Response Format Examples

IMPORTANT: Parameter Choice for Telegram Voice Messages

The audioAsVoice: true parameter may not work in all Telegram configurations. If you encounter issues with voice messages not being sent/received, use filePath instead:

Method 1 - audioAsVoice (may not work in some environments):

json
{"text": "Your response", "mediaUrl": "/tmp/smart-voice-chat/response_1738212345.ogg", "audioAsVoice": true}

Method 2 - filePath (more reliable):

json
{"text": "Your response", "filePath": "/tmp/smart-voice-chat/response_1738212345.ogg"}

Recommendation: Test both methods in your environment and use the one that works. The filePath parameter is generally more reliable as it directly uploads the local file.
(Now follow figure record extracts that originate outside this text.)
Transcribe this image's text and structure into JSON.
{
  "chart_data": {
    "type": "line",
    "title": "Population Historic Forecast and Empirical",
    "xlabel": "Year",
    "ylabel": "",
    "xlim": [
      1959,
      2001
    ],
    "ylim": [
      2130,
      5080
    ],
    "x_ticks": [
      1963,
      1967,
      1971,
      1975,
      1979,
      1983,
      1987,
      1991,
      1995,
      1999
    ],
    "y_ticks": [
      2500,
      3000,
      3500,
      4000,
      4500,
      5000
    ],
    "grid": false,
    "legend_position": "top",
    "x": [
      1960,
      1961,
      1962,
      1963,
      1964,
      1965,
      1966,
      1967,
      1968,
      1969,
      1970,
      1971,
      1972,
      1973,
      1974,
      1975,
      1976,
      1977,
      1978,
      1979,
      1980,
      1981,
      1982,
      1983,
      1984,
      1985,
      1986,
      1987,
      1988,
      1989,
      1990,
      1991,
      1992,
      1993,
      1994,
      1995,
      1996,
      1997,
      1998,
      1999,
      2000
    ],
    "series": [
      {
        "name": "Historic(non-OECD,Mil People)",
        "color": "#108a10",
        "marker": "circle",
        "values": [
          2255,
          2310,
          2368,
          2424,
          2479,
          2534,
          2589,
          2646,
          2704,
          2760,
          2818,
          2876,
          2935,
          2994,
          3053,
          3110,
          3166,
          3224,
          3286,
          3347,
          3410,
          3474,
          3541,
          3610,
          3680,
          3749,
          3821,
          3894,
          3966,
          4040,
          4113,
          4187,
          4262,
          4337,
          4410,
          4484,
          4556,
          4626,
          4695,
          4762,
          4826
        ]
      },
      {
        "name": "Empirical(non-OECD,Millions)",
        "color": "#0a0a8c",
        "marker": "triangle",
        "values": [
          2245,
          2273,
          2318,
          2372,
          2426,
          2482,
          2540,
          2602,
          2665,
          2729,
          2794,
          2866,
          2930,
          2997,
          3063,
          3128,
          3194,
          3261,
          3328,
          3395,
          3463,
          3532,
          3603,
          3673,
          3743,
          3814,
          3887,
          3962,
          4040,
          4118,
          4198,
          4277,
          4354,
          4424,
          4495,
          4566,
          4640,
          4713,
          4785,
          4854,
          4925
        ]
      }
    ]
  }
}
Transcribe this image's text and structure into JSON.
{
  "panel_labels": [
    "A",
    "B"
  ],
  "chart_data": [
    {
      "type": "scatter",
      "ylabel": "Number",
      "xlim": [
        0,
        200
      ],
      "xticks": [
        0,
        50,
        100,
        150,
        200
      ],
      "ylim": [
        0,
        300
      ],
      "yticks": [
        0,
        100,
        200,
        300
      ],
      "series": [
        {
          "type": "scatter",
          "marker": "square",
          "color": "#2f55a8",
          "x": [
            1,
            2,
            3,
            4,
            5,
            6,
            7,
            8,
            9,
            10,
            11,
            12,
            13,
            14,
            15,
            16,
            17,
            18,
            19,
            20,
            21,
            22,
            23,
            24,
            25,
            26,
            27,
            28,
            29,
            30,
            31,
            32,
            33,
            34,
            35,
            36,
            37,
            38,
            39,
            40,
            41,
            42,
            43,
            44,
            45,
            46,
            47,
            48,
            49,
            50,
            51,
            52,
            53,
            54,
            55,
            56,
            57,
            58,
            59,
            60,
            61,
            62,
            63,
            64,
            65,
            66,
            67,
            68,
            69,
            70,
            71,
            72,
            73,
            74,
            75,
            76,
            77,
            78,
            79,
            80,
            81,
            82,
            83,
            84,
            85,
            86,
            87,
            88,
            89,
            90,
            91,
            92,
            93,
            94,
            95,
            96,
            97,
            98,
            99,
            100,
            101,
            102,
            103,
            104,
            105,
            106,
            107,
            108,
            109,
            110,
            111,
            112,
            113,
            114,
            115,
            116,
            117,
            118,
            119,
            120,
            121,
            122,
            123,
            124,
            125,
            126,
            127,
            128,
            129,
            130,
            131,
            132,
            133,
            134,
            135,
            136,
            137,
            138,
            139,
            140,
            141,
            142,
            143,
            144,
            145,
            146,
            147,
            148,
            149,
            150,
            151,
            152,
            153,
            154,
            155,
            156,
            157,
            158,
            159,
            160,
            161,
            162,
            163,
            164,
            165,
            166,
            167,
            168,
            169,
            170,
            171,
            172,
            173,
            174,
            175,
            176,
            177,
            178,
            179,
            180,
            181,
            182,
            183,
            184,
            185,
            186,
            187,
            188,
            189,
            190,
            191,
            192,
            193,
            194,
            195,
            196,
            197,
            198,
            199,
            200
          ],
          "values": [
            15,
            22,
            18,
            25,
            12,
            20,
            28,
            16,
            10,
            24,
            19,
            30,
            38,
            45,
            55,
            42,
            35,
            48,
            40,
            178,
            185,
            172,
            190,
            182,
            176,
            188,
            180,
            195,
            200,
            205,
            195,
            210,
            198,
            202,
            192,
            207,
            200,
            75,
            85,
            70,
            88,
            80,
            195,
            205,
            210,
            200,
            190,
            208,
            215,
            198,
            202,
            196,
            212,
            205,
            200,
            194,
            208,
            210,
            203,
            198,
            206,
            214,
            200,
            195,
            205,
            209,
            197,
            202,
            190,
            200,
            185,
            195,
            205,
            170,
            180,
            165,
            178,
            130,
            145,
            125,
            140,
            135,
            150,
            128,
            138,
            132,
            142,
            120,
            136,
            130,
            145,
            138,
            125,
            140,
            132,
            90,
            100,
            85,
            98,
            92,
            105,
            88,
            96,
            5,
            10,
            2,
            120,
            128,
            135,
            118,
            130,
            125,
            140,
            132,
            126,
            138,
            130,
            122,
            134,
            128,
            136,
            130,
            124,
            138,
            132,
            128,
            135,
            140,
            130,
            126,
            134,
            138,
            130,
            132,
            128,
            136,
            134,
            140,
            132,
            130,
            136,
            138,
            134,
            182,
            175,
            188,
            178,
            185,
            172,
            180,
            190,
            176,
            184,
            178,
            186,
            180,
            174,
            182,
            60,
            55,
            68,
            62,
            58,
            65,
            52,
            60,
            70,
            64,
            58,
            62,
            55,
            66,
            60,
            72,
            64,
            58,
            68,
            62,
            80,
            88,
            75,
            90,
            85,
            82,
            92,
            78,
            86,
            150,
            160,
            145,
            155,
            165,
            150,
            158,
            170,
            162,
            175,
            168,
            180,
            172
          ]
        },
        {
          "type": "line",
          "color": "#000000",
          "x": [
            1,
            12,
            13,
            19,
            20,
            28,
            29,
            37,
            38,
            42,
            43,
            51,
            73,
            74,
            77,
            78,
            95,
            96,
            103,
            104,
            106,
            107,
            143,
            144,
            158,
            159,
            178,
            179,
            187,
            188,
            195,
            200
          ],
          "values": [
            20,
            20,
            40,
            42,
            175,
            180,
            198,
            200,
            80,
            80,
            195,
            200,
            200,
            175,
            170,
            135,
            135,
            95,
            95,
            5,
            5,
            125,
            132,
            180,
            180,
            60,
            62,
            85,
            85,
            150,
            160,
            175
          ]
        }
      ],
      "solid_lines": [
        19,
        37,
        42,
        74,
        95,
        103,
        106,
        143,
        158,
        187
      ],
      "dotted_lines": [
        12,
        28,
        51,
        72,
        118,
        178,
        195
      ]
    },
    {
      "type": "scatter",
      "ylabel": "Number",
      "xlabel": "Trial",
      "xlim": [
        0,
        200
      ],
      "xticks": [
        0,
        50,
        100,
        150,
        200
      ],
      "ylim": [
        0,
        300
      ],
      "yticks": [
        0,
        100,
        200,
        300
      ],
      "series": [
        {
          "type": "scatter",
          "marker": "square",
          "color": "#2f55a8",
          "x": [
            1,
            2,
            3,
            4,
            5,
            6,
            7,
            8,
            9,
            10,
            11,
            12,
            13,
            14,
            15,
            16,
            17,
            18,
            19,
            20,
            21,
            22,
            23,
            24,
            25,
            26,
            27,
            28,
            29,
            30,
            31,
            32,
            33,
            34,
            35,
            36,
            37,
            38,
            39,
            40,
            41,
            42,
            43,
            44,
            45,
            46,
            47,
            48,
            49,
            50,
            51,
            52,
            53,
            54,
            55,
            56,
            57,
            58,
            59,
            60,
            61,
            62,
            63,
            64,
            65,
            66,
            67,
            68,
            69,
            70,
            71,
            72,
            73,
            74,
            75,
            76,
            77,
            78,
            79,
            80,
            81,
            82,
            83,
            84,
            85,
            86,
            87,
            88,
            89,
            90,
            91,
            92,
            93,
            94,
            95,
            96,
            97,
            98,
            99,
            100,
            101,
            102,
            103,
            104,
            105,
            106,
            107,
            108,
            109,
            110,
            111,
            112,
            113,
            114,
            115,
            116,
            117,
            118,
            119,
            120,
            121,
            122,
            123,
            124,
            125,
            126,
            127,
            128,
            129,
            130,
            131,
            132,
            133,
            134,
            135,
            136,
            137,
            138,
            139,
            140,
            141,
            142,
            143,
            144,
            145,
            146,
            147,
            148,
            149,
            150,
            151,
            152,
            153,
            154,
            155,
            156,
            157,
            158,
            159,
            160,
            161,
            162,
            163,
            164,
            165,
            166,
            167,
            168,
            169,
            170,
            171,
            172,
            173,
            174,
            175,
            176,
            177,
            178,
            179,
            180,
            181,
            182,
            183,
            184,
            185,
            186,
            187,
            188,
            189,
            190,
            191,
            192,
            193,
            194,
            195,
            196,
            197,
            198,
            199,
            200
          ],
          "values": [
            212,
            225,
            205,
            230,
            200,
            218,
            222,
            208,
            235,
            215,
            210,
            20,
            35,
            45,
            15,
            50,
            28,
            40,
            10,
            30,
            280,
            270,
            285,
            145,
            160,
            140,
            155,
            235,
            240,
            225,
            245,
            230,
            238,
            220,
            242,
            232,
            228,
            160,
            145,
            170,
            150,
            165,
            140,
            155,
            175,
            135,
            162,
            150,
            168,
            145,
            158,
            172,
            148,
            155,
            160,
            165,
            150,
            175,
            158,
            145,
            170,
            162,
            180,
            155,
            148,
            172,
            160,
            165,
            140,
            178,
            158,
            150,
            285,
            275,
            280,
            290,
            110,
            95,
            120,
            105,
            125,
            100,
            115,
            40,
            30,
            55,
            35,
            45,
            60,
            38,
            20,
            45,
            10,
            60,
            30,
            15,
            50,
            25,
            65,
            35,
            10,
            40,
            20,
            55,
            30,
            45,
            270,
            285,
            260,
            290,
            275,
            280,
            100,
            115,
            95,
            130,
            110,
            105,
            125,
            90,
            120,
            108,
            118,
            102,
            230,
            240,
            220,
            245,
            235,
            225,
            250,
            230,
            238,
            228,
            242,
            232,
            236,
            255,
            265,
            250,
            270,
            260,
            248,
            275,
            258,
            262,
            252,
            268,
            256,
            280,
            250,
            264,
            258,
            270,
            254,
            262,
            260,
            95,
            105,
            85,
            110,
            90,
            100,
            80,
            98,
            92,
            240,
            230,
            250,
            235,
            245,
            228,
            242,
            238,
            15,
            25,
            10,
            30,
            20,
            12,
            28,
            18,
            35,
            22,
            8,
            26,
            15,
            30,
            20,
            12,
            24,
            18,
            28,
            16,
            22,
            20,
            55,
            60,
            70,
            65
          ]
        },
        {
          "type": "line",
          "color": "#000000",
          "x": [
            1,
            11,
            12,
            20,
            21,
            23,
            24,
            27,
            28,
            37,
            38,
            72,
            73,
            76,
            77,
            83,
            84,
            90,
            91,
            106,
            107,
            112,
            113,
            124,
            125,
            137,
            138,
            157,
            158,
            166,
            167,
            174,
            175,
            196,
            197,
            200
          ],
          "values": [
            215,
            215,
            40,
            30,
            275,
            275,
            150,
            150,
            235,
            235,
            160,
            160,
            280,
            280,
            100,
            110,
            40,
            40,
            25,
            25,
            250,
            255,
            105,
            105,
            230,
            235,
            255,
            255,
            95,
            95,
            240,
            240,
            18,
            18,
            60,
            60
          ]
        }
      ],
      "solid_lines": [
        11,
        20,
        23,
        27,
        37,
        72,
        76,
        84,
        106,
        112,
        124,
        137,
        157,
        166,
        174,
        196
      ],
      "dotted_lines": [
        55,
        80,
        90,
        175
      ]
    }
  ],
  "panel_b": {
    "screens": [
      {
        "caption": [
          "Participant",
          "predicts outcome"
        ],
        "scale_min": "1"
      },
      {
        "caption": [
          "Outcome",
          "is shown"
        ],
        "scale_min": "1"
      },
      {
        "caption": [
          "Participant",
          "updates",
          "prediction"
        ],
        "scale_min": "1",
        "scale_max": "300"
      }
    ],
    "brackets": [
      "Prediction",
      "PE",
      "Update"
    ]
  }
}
Voice Input → Voice + Text (default):

json
{"text": "Your response", "filePath": "/tmp/smart-voice-chat/response_1738212345.ogg"}

Text Input → Text (default):

json
{"text": "Your response"}

Voice Override (text input requesting voice):

json
{"filePath": "/tmp/smart-voice-chat/response_1738212345.ogg"}

TL;DR:

  • Voice attachment? → STT → TTS → Reply with voice+text
  • Text message? → Reply with text only
  • User says "用语音回答"? → Generate TTS → Reply with voice
  • User says "用文字回答"? → Reply with text only